Les registres impériaux indiquent que quelques mois plus tard, Yuwen Hu « tua ce qu’il avait remplacé », expose Albert E. Dien. Trois ans plus tard, en 560, il empoisonna en effet ce même empereur qu’il venait d’installer sur le trône et assit d’autant plus sa domination. Il plaça cette fois sur le trône un nouveau fils de Yuwen Tai, qui allait changer le cours de l’histoire : l’empereur Wu. En 572, le nouvel empereur martial tendit une embuscade à Yuwen Hu. Accédant enfin aux pleins pouvoirs, il redonna le titre d’Empereur de manière posthume à son frère assassiné, Yuwen Jue, et entama un certain nombre de conquêtes, notamment à l'est, qui marquèrent le début d’un long processus de réunification de la Chine.
L'ÉPITAPHE D'UN EMPEREUR DÉCHU
La tombe troglodyte en terre de Yuwen Jue récemment découverte renferme depuis près de 1 500 ans des détails essentiels pour comprendre ce qui s’est réellement passé. La chambre funéraire de 56 mètres de long, enfouie à 10 mètres sous la surface, contient 146 objets funéraires, majoritairement des figurines en terre cuite. Elle est également marquée d'une inscription, plus précisément une épitaphe qui dit ceci : « Il s’agit de la tombe du duc de Lüeyang ».
« C’est toute l’histoire qui change », explique Dien. En effet, « duc de Lüeyang » correspond au titre que le premier empereur des Zhou du Nord, Yuwen Jue, avait avant d’accéder au pouvoir. Mais aucune mention de son statut d’empereur ne figure dans la tombe. « Quand le premier empereur a été tué en 557, les registres impériaux ne faisaient que mentionner son assassinat ». Cette inscription a été gravée au moment de sa mort.
L’assassin a dû masquer son crime : « il ne pouvait guère s’agir de la tombe de quelqu’un qui était un empereur traîné du trône et exécuté pour avoir comploté pour tuer celui qui détenait la réalité du pouvoir du royaume », déduit Dien. Voilà pourquoi il n’a été fait mention que de son ancien titre. « Il se peut que la mort de l’empereur ait été présentée comme naturelle ». De plus, les funérailles de l’empereur ont été très discrètes, « ce qui expliquerait la très brève épitaphe ».

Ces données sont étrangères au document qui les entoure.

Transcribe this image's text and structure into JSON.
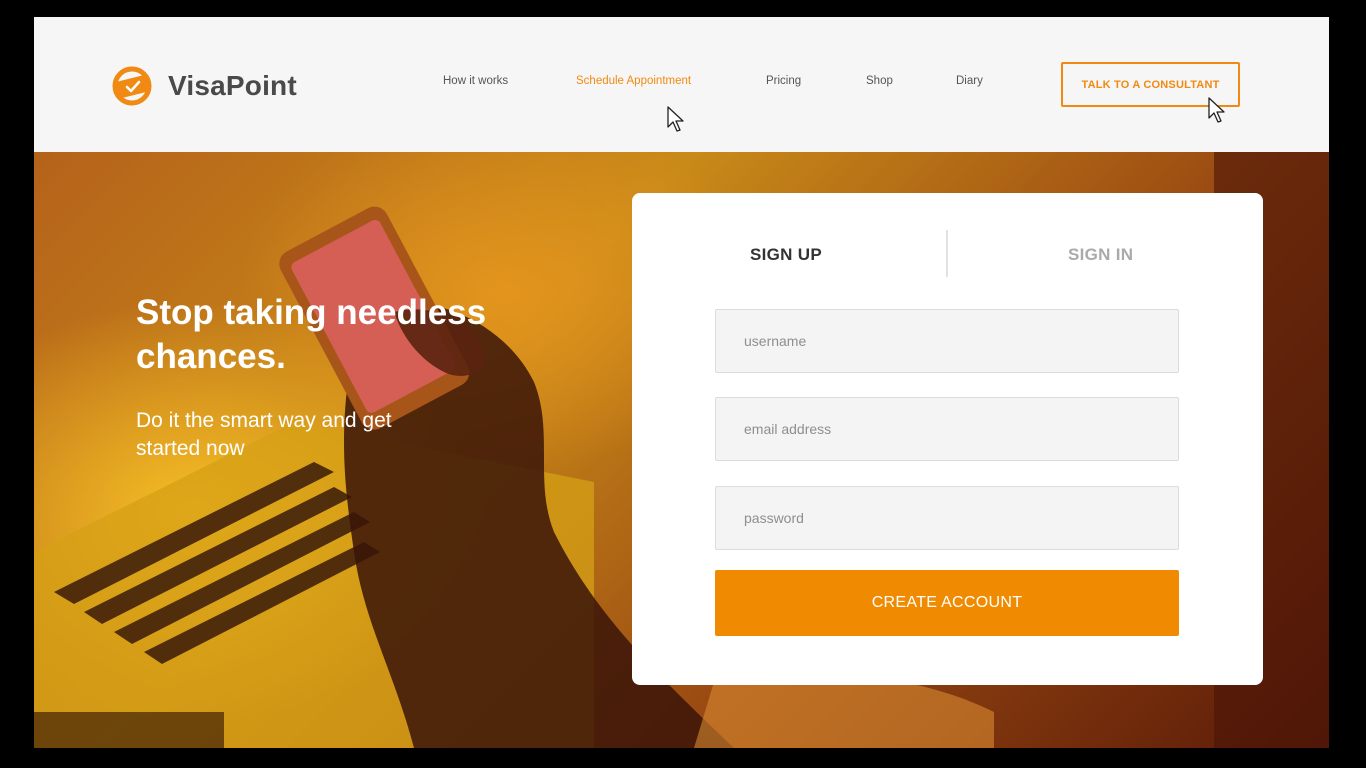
{
  "colors": {
    "accent": "#f08a12",
    "button": "#f08a00",
    "header_bg": "#f6f6f6",
    "text_dark": "#4a4a4a"
  },
  "header": {
    "logo_text": "VisaPoint",
    "nav": [
      {
        "label": "How it works",
        "active": false
      },
      {
        "label": "Schedule Appointment",
        "active": true
      },
      {
        "label": "Pricing",
        "active": false
      },
      {
        "label": "Shop",
        "active": false
      },
      {
        "label": "Diary",
        "active": false
      }
    ],
    "cta_label": "TALK TO A CONSULTANT"
  },
  "hero": {
    "headline": "Stop taking needless chances.",
    "subhead": "Do it the smart way and get started now"
  },
  "form": {
    "tabs": [
      {
        "label": "SIGN UP",
        "active": true
      },
      {
        "label": "SIGN IN",
        "active": false
      }
    ],
    "username_placeholder": "username",
    "email_placeholder": "email address",
    "password_placeholder": "password",
    "submit_label": "CREATE ACCOUNT"
  },
  "icons": {
    "logo": "orange-check-badge-icon",
    "pointer": "mouse-pointer-icon"
  }
}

Récemment découvert au nord-ouest de la Chine par des archéologues de l'Académie de Shaanxi, ce tombeau, long de 56 mètres abritant inscriptions et artefacts, était celui de l'empereur Xiaomin, fondateur de la dynastie des Zhou, nommé post-mortem.
Cette découverte nous apprend que cette discrète tombe de prince gravée de cette modeste inscription a été construite au moment de l’assassinat du jeune empereur Xiaomin, probablement par prudence. Ce n’est qu’en 572, lorsque l’empereur Wu rendit à son frère son titre d'empereur, qu’un « tombeau digne de son rang aurait été préparé », avec tout un mobilier funéraire. « On savait que l’empereur martial avait restauré le nom de son jeune frère », reprend Dien, « mais pas qu’il avait fait construire une tombe en son honneur ».
Cet évènement, bien que mineur et intrinsèque à la famille impériale, marqua un tournant dans la dynastie des Zhou, qui joua un rôle majeur dans les débuts de la réunification de la Chine. L’arrivée aux pleins pouvoirs de l’empereur Wu en 572 fut le début d’une série de victoires à l’est qui permirent de réunifier une grande partie du territoire.
À la mort de cet illustre empereur en 580, ses successeurs échouèrent à maintenir le vaste territoire dont ils héritèrent, ce qui entraîna la chute de la dynastie un an plus tard, laissant place à la dynastie des Sui, puis à celle des Tang, qui se maintint sur plus de trois siècles et offrit une stabilité nouvelle à la Chine du Nord.